DR. CARR: I’m not sure I agree because I think we’ve heard repeatedly the
importance of standards, and the data integrity, the utility of the data, all
of that depends upon data standards. So you’re talking about administrative

DR. SUAREZ: Yes, but data standards dealing with electronic health record is
not our space.

DR. CARR: But we’re about a lot more than electronic health records, and I
think that’s one of the important things, when we think about learning health
systems and all that goes into it, all of the contributions that are emerging
from the digital world, whether from devices or from surveys or liberating the
data, and I think that’s a good point, that we need to recognize that ONC has
their very clear mandates with regard to electronic health records, but our
traditional NCVHS role has been about population health and a much bigger
picture. I’m trying to keep us at that level, because we don’t want to
duplicate work that’s already being done.

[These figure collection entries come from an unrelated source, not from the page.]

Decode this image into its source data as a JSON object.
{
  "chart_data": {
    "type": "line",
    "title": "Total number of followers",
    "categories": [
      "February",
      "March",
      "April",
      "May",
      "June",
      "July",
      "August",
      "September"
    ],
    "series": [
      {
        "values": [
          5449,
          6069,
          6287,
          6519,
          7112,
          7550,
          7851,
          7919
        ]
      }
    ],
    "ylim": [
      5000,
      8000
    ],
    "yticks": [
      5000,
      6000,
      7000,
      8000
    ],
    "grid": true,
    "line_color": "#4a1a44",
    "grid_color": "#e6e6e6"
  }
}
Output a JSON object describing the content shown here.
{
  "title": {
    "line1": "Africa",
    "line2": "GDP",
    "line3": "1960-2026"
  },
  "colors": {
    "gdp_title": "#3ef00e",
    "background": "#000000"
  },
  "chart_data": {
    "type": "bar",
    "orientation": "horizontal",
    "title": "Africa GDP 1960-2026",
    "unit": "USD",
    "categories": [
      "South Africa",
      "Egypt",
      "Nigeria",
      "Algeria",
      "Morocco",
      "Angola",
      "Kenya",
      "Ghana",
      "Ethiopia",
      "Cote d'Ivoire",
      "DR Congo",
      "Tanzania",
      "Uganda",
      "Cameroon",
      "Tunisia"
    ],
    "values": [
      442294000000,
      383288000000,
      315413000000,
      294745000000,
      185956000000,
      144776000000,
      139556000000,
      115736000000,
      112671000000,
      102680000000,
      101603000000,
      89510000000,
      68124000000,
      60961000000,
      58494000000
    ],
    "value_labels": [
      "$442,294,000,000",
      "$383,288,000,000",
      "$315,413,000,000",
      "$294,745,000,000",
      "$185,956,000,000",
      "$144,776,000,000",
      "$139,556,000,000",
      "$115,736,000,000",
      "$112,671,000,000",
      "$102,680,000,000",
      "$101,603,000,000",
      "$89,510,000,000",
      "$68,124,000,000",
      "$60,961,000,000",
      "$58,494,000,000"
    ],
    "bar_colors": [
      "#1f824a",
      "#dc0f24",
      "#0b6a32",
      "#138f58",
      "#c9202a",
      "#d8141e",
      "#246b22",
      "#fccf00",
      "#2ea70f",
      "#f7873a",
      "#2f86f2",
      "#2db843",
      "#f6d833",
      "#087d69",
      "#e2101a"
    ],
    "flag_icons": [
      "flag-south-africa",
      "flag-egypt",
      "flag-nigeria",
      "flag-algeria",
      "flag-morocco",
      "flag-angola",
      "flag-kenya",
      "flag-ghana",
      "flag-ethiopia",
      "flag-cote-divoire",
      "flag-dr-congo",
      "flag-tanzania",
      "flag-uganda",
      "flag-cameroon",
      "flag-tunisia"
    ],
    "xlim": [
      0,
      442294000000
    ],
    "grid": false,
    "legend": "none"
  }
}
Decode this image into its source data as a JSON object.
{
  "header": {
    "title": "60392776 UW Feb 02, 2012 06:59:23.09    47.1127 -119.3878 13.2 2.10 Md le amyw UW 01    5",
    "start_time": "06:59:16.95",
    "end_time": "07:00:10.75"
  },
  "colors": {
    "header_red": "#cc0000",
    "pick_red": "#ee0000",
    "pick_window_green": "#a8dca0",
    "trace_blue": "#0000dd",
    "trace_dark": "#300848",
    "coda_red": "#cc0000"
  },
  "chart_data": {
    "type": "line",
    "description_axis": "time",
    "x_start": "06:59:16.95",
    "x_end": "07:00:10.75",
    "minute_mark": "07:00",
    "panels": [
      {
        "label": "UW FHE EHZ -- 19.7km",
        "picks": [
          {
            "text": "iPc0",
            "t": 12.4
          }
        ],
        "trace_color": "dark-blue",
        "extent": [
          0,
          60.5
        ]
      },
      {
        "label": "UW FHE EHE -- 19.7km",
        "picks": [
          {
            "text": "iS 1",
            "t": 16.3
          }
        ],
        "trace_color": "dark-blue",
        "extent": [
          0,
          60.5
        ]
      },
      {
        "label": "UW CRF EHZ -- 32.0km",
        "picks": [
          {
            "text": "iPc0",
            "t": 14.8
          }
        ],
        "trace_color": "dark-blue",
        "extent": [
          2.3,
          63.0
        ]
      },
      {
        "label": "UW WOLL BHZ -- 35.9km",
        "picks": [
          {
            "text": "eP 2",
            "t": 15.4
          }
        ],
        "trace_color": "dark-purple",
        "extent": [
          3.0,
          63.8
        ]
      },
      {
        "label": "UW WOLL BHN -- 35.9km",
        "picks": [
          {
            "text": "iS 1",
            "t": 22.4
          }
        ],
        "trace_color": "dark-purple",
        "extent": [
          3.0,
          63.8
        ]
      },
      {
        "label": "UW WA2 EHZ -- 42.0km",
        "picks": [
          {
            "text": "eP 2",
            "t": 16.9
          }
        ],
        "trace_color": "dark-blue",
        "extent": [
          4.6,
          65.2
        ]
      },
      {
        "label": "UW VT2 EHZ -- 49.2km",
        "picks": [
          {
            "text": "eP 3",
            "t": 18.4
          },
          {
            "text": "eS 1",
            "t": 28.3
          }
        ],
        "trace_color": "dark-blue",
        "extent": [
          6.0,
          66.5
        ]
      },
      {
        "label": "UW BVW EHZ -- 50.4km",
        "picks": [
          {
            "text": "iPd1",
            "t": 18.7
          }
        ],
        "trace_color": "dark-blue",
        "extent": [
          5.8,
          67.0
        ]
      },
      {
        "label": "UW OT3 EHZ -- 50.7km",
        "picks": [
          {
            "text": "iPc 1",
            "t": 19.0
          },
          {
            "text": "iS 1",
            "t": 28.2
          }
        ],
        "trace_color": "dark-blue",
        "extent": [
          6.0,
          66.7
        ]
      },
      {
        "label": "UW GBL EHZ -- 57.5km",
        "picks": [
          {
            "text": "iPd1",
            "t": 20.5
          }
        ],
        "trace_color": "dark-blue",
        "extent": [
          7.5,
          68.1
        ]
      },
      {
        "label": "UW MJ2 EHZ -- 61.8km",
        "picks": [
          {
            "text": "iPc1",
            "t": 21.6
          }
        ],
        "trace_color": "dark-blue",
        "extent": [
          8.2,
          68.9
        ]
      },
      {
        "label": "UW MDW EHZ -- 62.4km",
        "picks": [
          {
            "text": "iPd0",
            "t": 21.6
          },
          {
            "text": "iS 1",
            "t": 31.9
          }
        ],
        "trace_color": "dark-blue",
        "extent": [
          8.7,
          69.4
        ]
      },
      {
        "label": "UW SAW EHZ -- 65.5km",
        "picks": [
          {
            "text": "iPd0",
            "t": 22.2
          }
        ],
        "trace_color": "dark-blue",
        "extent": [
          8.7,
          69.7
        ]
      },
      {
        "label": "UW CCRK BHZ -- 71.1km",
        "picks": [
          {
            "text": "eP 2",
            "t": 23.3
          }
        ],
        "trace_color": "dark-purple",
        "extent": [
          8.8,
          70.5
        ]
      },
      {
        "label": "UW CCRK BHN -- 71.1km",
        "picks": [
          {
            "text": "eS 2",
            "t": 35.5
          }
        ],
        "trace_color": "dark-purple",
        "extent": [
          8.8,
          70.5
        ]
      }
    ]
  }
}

So going back to this slide, when I did this, I was doing it on quality;
when I was the Quality Co-Chair, and trying to say what are the data sources,
where does it come from, who are the workgroups, and so on. I think that that’s
an important activity to understand who else is working in this space. But I
think that we have an important role. So we heard today also that governance of
NHIN is something ONC is doing, but what about there’s more beyond NHIN in
governance and thinking about those issues.

I agree with what all have said, but we need to be able to participate in
broader conversations, like what Mark was saying too, about in addition to the
detail, what about the big picture?

So this is just a starting point; it’s just something we can continue to
work on, and help us get to the right focus, where we do our best work.

I think with that, we will adjourn the Full Committee, welcome back our
travelers from Hyattsville, maybe take a five minute break and move into the
Populations and Privacy Committee.

(Whereupon, the Full Committee adjourned.)